The employer of this member would usually terminate the employment of the employee upon his disablement. The employer’s contributions would be taken over by the insurance company so the employer no longer has any obligation towards the former employee in this regard. Where the fund’s rules (and the Income Tax Act) requires that membership of the fund must be a condition of employment, the termination of employment as the result of disablement, would then imply that the disabled member cannot remain a member of the fund unless the rules specifically provide that a disabled member will remain a member of the fund, notwithstanding the fact that he is no longer an employee of the employer, and most rules do provide for this. The relationship of the disabled member with the employer would thus be severed and the disabled member would now be a member of the fund is his own capacity as provided for in the rules. Usually, rules would link the conditions of the disabled member’s continued membership to the terms and conditions set out in the insurance policy under which the disability income benefit is being paid to the disabled member.
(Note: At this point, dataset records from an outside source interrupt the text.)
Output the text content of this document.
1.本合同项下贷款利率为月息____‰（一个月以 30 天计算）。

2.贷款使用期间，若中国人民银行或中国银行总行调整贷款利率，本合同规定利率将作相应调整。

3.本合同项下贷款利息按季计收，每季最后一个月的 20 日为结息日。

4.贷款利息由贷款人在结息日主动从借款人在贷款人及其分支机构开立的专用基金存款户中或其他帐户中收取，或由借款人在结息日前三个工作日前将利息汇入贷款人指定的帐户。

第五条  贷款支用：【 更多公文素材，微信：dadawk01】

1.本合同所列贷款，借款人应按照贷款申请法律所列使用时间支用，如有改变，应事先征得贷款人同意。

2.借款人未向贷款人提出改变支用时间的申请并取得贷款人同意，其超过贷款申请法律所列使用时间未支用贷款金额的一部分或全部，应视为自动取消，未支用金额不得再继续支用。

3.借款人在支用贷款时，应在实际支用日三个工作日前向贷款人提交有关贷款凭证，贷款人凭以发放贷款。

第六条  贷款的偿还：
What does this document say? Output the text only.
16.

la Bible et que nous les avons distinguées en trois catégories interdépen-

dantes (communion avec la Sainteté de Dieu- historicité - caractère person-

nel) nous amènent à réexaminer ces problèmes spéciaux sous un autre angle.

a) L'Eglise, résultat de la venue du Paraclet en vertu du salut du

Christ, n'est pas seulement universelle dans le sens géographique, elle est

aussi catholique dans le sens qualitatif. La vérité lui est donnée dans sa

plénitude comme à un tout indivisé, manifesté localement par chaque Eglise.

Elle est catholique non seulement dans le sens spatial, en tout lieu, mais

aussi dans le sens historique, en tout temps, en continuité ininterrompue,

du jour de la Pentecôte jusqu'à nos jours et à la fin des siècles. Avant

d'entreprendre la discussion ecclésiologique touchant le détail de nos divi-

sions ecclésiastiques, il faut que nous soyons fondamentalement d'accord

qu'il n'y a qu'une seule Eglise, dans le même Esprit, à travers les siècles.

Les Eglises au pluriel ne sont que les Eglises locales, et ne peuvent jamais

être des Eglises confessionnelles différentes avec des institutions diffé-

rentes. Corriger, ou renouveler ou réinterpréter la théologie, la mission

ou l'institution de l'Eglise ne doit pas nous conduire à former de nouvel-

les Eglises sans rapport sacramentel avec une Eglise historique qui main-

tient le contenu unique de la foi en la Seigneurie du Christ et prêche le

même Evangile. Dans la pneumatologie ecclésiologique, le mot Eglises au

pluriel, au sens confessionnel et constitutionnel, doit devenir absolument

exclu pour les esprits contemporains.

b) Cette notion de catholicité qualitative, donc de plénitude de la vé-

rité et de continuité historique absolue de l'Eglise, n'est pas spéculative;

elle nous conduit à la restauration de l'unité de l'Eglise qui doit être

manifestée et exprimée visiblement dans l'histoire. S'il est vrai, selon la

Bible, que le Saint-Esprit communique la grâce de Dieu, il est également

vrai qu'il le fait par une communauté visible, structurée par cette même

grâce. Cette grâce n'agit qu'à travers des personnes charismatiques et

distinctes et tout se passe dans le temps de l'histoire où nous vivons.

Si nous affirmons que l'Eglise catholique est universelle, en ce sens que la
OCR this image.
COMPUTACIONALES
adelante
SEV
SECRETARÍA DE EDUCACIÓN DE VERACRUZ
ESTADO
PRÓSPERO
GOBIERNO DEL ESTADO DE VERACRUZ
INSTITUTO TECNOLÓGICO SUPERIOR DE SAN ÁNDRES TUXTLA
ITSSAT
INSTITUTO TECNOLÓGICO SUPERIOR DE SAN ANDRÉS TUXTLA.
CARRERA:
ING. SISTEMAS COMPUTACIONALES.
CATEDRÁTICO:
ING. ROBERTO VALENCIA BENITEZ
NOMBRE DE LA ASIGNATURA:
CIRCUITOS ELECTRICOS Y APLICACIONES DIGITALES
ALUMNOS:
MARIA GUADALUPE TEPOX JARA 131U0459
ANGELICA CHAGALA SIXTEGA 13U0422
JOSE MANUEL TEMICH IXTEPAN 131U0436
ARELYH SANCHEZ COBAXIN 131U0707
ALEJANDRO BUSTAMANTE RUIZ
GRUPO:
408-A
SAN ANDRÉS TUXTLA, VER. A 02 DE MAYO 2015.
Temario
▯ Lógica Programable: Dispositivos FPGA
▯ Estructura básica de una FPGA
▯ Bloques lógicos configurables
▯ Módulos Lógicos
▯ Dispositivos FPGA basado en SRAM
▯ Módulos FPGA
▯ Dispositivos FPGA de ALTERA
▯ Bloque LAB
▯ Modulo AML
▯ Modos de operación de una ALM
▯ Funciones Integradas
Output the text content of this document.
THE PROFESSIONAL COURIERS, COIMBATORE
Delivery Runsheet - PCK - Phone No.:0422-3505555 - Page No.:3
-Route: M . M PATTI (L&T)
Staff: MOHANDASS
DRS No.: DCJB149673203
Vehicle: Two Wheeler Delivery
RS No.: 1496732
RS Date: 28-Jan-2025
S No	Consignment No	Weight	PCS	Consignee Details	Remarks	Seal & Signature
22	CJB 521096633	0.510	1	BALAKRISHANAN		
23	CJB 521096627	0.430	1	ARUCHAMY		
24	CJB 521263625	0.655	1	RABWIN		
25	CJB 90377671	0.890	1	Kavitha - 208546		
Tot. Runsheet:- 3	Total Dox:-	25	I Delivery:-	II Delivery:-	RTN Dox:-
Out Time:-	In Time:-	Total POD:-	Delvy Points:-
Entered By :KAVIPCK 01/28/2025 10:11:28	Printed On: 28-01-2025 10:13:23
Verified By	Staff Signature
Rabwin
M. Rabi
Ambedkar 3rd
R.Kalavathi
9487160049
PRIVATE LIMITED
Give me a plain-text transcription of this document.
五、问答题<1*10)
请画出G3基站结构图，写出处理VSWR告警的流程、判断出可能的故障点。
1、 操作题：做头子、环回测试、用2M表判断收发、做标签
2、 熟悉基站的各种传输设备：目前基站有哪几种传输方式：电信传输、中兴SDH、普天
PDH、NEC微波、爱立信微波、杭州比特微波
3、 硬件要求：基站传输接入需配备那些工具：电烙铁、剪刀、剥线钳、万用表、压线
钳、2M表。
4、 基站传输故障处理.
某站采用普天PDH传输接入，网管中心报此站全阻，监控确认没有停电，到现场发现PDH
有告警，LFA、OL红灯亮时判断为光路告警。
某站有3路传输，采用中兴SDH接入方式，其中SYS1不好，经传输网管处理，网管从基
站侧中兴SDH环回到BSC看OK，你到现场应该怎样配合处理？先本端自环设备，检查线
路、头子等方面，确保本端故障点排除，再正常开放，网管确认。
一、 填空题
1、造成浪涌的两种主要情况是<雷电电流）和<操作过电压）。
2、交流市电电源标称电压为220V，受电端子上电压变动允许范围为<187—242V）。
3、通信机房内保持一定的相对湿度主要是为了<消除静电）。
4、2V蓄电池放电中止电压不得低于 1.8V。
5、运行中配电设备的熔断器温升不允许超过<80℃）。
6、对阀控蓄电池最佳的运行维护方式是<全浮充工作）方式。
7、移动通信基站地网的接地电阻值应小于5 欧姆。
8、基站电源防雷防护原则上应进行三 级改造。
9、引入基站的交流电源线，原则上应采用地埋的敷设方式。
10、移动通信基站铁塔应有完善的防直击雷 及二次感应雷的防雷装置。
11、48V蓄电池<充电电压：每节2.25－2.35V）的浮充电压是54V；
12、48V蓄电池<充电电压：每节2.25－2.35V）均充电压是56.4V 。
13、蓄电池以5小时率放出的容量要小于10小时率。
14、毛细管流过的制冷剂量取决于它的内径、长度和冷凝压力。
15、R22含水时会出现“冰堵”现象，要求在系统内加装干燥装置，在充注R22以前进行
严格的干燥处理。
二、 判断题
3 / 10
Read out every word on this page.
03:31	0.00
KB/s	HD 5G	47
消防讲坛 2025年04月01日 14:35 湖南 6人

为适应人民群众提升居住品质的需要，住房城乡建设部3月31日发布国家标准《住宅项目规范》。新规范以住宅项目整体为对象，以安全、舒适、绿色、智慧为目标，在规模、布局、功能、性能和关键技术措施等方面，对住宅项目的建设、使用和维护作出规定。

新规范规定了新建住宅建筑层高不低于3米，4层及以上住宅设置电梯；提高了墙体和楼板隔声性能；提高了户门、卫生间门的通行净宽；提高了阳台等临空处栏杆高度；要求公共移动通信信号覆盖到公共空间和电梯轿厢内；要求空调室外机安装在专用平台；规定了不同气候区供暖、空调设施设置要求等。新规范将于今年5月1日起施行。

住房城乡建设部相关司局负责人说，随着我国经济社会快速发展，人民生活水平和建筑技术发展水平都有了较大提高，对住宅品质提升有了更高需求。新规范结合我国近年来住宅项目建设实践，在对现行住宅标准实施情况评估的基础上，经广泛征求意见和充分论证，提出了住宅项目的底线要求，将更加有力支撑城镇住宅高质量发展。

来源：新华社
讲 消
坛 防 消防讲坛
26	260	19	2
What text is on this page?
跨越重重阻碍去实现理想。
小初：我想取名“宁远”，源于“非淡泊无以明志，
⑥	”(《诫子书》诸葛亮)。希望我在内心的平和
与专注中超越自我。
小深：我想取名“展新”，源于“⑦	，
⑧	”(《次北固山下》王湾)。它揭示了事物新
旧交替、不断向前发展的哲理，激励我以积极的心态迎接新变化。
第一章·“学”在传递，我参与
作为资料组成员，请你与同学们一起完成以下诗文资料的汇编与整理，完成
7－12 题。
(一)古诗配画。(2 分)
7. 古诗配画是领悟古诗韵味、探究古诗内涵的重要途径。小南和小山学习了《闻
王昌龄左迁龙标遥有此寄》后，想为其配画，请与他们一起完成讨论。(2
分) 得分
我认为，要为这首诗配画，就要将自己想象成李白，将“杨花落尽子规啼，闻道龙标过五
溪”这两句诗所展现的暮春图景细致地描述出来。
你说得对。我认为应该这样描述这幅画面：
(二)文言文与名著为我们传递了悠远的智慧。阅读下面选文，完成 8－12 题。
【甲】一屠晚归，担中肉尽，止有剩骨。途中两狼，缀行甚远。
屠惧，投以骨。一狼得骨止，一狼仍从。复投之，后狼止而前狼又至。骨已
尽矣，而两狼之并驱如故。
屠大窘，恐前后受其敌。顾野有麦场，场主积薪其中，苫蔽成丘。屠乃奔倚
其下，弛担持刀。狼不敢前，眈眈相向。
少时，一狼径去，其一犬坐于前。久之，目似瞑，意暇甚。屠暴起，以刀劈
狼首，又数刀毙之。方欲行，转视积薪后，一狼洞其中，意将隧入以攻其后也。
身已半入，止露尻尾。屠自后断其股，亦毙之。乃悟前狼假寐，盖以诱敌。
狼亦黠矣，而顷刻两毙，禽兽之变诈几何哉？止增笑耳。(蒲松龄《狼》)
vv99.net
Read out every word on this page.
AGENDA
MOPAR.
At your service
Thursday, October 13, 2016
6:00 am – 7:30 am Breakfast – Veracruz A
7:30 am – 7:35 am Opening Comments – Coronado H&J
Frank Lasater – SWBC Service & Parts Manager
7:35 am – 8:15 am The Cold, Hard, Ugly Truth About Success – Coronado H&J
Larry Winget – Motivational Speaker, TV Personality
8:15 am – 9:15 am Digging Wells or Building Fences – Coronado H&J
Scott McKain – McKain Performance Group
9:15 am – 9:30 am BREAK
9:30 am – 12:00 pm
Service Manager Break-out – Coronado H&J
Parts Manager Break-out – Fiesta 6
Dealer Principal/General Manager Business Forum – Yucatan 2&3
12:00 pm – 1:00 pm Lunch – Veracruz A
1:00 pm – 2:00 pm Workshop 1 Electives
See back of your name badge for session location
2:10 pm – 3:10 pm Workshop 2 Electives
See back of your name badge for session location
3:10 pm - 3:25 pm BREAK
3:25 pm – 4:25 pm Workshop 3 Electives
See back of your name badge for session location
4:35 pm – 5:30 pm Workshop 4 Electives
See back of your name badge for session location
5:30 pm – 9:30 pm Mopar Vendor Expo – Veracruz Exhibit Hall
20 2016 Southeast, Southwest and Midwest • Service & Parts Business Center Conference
Fund rules would normally describe under what circumstances a member becomes entitled to a benefit, such as termination of employment, death or retirement; all of these reasons being linked to the employee’s employment. For employed members, these would cover all possible reasons for membership termination, other than disablement elaborated above. The retirement rule would normally provide for early, normal or late retirement where early retirement is normally at the discretion of the employee, normal retirement manifests the obligation of the employee to retire and late retirement is at the discretion of the employer.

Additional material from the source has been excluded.